Material Type: All, Books — Tags: Mathematics, Nonesuch, Philosophy, Psychology — Posted on December 6, 2011, 4:25 pm

By: Sadao Shibahara.

An attempt to use topology and other mathematical tools, to model human thought.

The prose is dry, presumptious, and overwritten, in the turgid para-academic style favored by pseudointellectuals seemingly the world over. But the book is one of those “almost made it” works that simply must be produced every so often.

It could be studied by a psychologist, statistician, philosopher, mathematician, or even a mystic, and provide numerous tangential ideas or “rabbits” to chase down strange holes of thought.

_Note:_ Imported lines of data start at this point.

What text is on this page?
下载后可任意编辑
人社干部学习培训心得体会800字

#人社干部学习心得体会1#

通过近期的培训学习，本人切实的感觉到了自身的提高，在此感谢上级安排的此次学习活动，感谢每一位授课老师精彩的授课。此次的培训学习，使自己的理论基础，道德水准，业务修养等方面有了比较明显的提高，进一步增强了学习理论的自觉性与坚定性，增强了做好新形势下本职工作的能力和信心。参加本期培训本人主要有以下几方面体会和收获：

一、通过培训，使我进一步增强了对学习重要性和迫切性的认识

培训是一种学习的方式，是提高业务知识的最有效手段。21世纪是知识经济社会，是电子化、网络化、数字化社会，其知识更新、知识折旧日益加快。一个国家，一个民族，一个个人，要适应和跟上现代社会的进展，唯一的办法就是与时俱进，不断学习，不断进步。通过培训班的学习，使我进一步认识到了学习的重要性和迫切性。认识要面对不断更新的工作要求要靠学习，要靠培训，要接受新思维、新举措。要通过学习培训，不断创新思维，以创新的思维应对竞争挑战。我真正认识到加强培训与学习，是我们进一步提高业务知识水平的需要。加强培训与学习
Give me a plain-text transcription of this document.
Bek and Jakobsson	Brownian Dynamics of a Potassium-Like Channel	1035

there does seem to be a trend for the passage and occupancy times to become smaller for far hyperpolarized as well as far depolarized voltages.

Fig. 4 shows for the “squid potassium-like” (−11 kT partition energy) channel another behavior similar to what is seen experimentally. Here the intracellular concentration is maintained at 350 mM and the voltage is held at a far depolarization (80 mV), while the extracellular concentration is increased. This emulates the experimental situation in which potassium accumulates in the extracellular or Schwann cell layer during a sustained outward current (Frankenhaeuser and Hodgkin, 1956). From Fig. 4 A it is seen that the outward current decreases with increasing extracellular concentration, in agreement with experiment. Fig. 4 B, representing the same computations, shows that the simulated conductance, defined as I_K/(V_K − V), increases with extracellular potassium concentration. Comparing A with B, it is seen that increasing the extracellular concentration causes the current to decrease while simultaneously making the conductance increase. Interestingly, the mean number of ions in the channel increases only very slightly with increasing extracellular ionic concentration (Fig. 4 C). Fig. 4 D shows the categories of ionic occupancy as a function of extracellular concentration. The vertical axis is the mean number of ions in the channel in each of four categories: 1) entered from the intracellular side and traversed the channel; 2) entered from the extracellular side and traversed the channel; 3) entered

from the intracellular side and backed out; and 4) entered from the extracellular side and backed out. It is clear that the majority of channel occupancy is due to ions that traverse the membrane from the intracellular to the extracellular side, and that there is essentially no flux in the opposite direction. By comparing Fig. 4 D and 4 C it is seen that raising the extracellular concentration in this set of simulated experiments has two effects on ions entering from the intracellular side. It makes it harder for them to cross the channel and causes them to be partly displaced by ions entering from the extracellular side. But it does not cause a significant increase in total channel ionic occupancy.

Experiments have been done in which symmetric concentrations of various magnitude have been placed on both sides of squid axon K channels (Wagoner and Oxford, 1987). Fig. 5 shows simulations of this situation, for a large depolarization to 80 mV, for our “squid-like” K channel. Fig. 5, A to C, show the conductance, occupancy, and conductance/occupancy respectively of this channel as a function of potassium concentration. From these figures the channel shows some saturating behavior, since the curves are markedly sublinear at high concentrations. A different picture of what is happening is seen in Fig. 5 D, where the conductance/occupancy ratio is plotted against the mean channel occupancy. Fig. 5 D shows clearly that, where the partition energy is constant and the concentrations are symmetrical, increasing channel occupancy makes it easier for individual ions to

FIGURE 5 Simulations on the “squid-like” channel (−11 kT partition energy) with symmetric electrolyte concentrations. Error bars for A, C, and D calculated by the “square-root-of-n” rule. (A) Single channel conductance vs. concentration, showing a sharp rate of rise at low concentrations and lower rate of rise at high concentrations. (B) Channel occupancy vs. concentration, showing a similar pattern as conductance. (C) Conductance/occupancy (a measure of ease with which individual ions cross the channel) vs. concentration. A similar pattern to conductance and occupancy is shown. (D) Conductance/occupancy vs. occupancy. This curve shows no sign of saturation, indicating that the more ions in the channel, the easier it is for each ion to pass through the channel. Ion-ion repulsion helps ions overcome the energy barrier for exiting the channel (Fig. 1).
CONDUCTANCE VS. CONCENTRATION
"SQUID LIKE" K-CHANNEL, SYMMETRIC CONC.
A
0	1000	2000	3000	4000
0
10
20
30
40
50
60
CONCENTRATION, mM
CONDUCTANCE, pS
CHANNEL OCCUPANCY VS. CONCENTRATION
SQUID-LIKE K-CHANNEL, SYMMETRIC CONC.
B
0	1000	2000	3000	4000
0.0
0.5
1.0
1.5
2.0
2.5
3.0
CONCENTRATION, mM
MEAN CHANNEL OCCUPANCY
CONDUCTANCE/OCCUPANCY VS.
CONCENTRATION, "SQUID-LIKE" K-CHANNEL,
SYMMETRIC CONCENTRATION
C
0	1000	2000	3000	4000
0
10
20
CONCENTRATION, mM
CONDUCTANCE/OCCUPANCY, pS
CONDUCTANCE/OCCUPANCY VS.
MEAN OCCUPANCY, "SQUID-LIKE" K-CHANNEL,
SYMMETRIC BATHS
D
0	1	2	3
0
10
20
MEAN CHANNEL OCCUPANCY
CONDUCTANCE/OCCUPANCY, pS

The author has a few interesting ideas, and a great many uninteresting ones gussied up in this pseudo-academic prose. The author shows _great_ endurance elaborating both kinds of them in occasionally agonizing detail. His approach is organized and methodical overall, even though the prose is far worse than Spencer-Brown’s Laws of Form, most of R. Buckminster Fuller’s work, or anything by Marshall McLuhan, for instance. Like the preceding three authors, if anyone extracts a useful set of concepts or practices from this book, it isn’t the author’s fault….

Shibahara promised a completed work in three volumes. This volume 1 was printed in a run of 500 copies, and one of them somehow finding its way to Texas. This weird book has found a home in Austin.

I am going to skim this strange volume deeply, and I hope he publishes the whole thing some day. Good Luck to him, he’s 87 at this writing.